You will create a writeup called writeup.md in the part-1-countingcodes directory. The performance metric you will measure is the execution time of the programs.

You will use the command-line tool hyperfine to perform the benchmark. A local copy of the tool on rlogin is available at ~cs3214/bin/hyperfine. Read the output of hyperfine --help or the README of the project to learn how to use the tool.

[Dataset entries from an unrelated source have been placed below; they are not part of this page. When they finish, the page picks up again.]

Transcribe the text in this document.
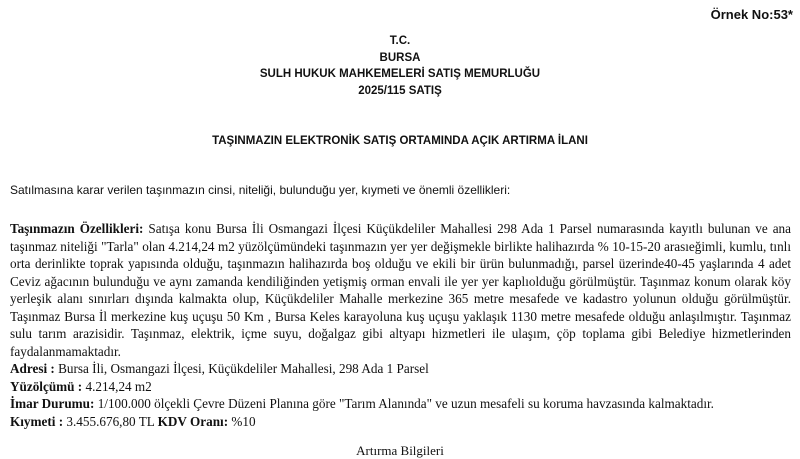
Örnek No:53*
T.C.
BURSA
SULH HUKUK MAHKEMELERİ SATIŞ MEMURLUĞU
2025/115 SATIŞ
TAŞINMAZIN ELEKTRONİK SATIŞ ORTAMINDA AÇIK ARTIRMA İLANI
Satılmasına karar verilen taşınmazın cinsi, niteliği, bulunduğu yer, kıymeti ve önemli özellikleri:

Taşınmazın Özellikleri: Satışa konu Bursa İli Osmangazi İlçesi Küçükdeliler Mahallesi 298 Ada 1 Parsel numarasında kayıtlı bulunan ve ana taşınmaz niteliği "Tarla" olan 4.214,24 m2 yüzölçümündeki taşınmazın yer yer değişmekle birlikte halihazırda % 10-15-20 arasıeğimli, kumlu, tınlı orta derinlikte toprak yapısında olduğu, taşınmazın halihazırda boş olduğu ve ekili bir ürün bulunmadığı, parsel üzerinde40-45 yaşlarında 4 adet Ceviz ağacının bulunduğu ve aynı zamanda kendiliğinden yetişmiş orman envali ile yer yer kaplıolduğu görülmüştür. Taşınmaz konum olarak köy yerleşik alanı sınırları dışında kalmakta olup, Küçükdeliler Mahalle merkezine 365 metre mesafede ve kadastro yolunun olduğu görülmüştür. Taşınmaz Bursa İl merkezine kuş uçuşu 50 Km , Bursa Keles karayoluna kuş uçuşu yaklaşık 1130 metre mesafede olduğu anlaşılmıştır. Taşınmaz sulu tarım arazisidir. Taşınmaz, elektrik, içme suyu, doğalgaz gibi altyapı hizmetleri ile ulaşım, çöp toplama gibi Belediye hizmetlerinden faydalanmamaktadır.

Adresi : Bursa İli, Osmangazi İlçesi, Küçükdeliler Mahallesi, 298 Ada 1 Parsel

Yüzölçümü : 4.214,24 m2

İmar Durumu: 1/100.000 ölçekli Çevre Düzeni Planına göre "Tarım Alanında" ve uzun mesafeli su koruma havzasında kalmaktadır.

Kıymeti : 3.455.676,80 TL KDV Oranı: %10

Artırma Bilgileri
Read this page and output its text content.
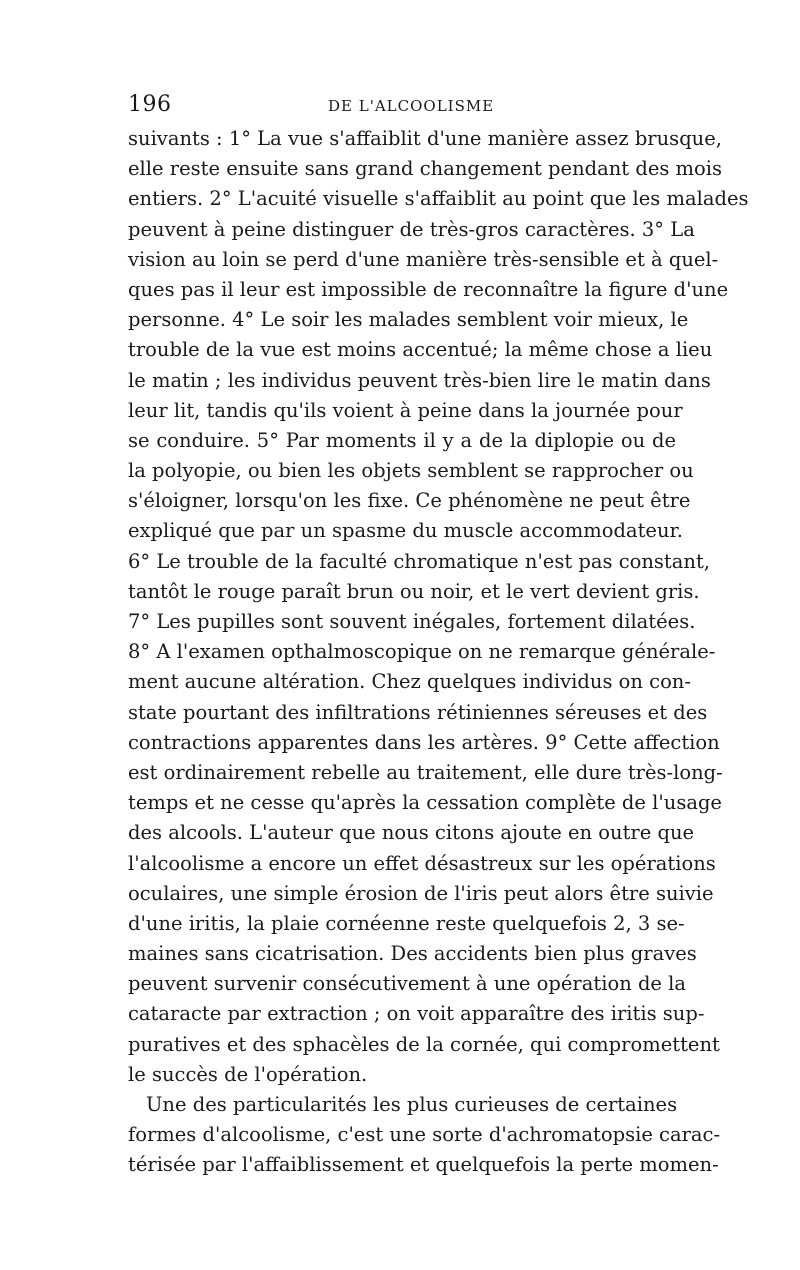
196	DE L'ALCOOLISME
suivants : 1° La vue s'affaiblit d'une manière assez brusque,
elle reste ensuite sans grand changement pendant des mois
entiers. 2° L'acuité visuelle s'affaiblit au point que les malades
peuvent à peine distinguer de très-gros caractères. 3° La
vision au loin se perd d'une manière très-sensible et à quel-
ques pas il leur est impossible de reconnaître la figure d'une
personne. 4° Le soir les malades semblent voir mieux, le
trouble de la vue est moins accentué; la même chose a lieu
le matin ; les individus peuvent très-bien lire le matin dans
leur lit, tandis qu'ils voient à peine dans la journée pour
se conduire. 5° Par moments il y a de la diplopie ou de
la polyopie, ou bien les objets semblent se rapprocher ou
s'éloigner, lorsqu'on les fixe. Ce phénomène ne peut être
expliqué que par un spasme du muscle accommodateur.
6° Le trouble de la faculté chromatique n'est pas constant,
tantôt le rouge paraît brun ou noir, et le vert devient gris.
7° Les pupilles sont souvent inégales, fortement dilatées.
8° A l'examen opthalmoscopique on ne remarque générale-
ment aucune altération. Chez quelques individus on con-
state pourtant des infiltrations rétiniennes séreuses et des
contractions apparentes dans les artères. 9° Cette affection
est ordinairement rebelle au traitement, elle dure très-long-
temps et ne cesse qu'après la cessation complète de l'usage
des alcools. L'auteur que nous citons ajoute en outre que
l'alcoolisme a encore un effet désastreux sur les opérations
oculaires, une simple érosion de l'iris peut alors être suivie
d'une iritis, la plaie cornéenne reste quelquefois 2, 3 se-
maines sans cicatrisation. Des accidents bien plus graves
peuvent survenir consécutivement à une opération de la
cataracte par extraction ; on voit apparaître des iritis sup-
puratives et des sphacèles de la cornée, qui compromettent
le succès de l'opération.
Une des particularités les plus curieuses de certaines
formes d'alcoolisme, c'est une sorte d'achromatopsie carac-
térisée par l'affaiblissement et quelquefois la perte momen-
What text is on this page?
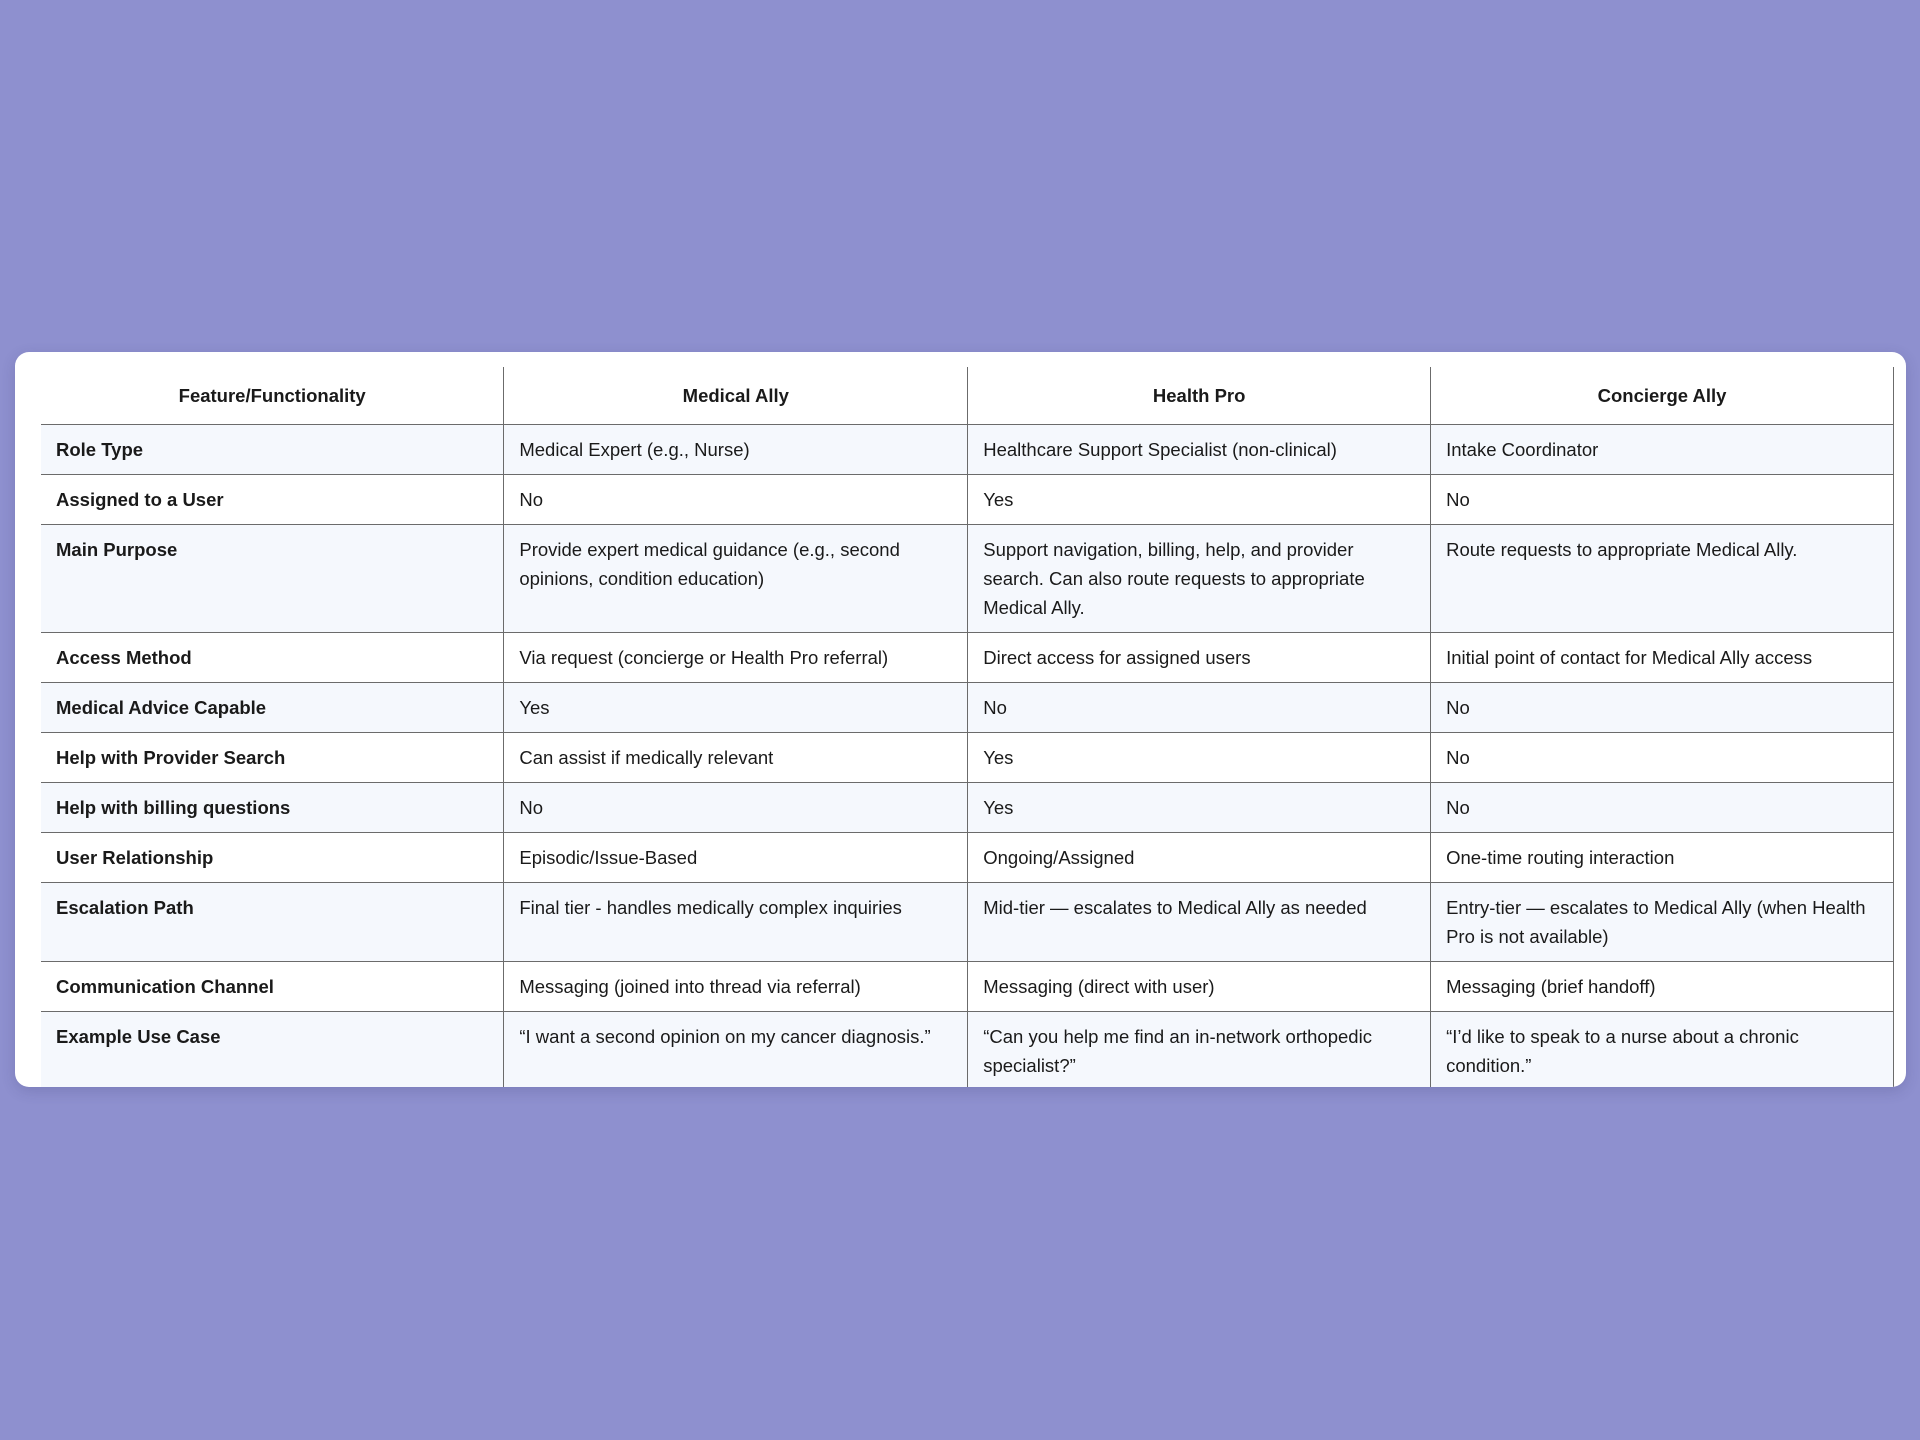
Feature/Functionality	Medical Ally	Health Pro	Concierge Ally
Role Type	Medical Expert (e.g., Nurse)	Healthcare Support Specialist (non-clinical)	Intake Coordinator
Assigned to a User	No	Yes	No
Main Purpose	Provide expert medical guidance (e.g., second opinions, condition education)	Support navigation, billing, help, and provider search. Can also route requests to appropriate Medical Ally.	Route requests to appropriate Medical Ally.
Access Method	Via request (concierge or Health Pro referral)	Direct access for assigned users	Initial point of contact for Medical Ally access
Medical Advice Capable	Yes	No	No
Help with Provider Search	Can assist if medically relevant	Yes	No
Help with billing questions	No	Yes	No
User Relationship	Episodic/Issue-Based	Ongoing/Assigned	One-time routing interaction
Escalation Path	Final tier - handles medically complex inquiries	Mid-tier — escalates to Medical Ally as needed	Entry-tier — escalates to Medical Ally (when Health Pro is not available)
Communication Channel	Messaging (joined into thread via referral)	Messaging (direct with user)	Messaging (brief handoff)
Example Use Case	“I want a second opinion on my cancer diagnosis.”	“Can you help me find an in-network orthopedic specialist?”	“I’d like to speak to a nurse about a chronic condition.”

Your writeup should contain at least the following:

  • Statistics from the execution of all 4 implementations of your Counting Codes solution.
  • Analysis of the difference in execution time between your solutions. You may find the flamegraph utility helpful for supporting your claims.

Requirements

  • You must benchmark the release (optimized) version of your implementations.
  • You should benchmark with the 4x4_zero test, as it runs long enough to prevent noise yet short enough as to not require a coffee break each run.
  • Your serial implementation must be at most 1.5x slower than the provided C and C++ implementations.
  • Your slowest parallel implementation must be at least 2x faster than your serial implementation.

Part 2

You will implement a multi-producer, multi-consumer channel in safe Rust.

Details

  1. You should already have the exercise repository cloned.
  2. In the part-2-channel folder, fill in the todo!() statements.
  3. Implement a multi-consumer version of std::sync::mpsc, with a similar API. Read the documentation included for the corresponding function and types in std::sync::mpsc, as well as the tests to figure out the details of your implementation.

Testing

An integration test is provided in the tests directory. To run the tests, run cargo test (or if you have nextest installed, cargo nextest run).

Requirements and Hints

  • You must ensure you do not publicly expose any unnecessary (internal) fields and methods. Hint: See the documentation on visiblity keywords.
  • Use a std::collections::VecDeque for efficient pushing and popping from two ends of the queue.
  • Hint: use a mutex to protect access to the underlying shared queue.
  • The Receiver must not busy-wait when attempting to retrieve an item from the queue. Hint: Use a condition variable.
  • You cannot use the std::sync::mpsc library in your solution; use the VecDeque previously mentioned and standard library concurrency primitives.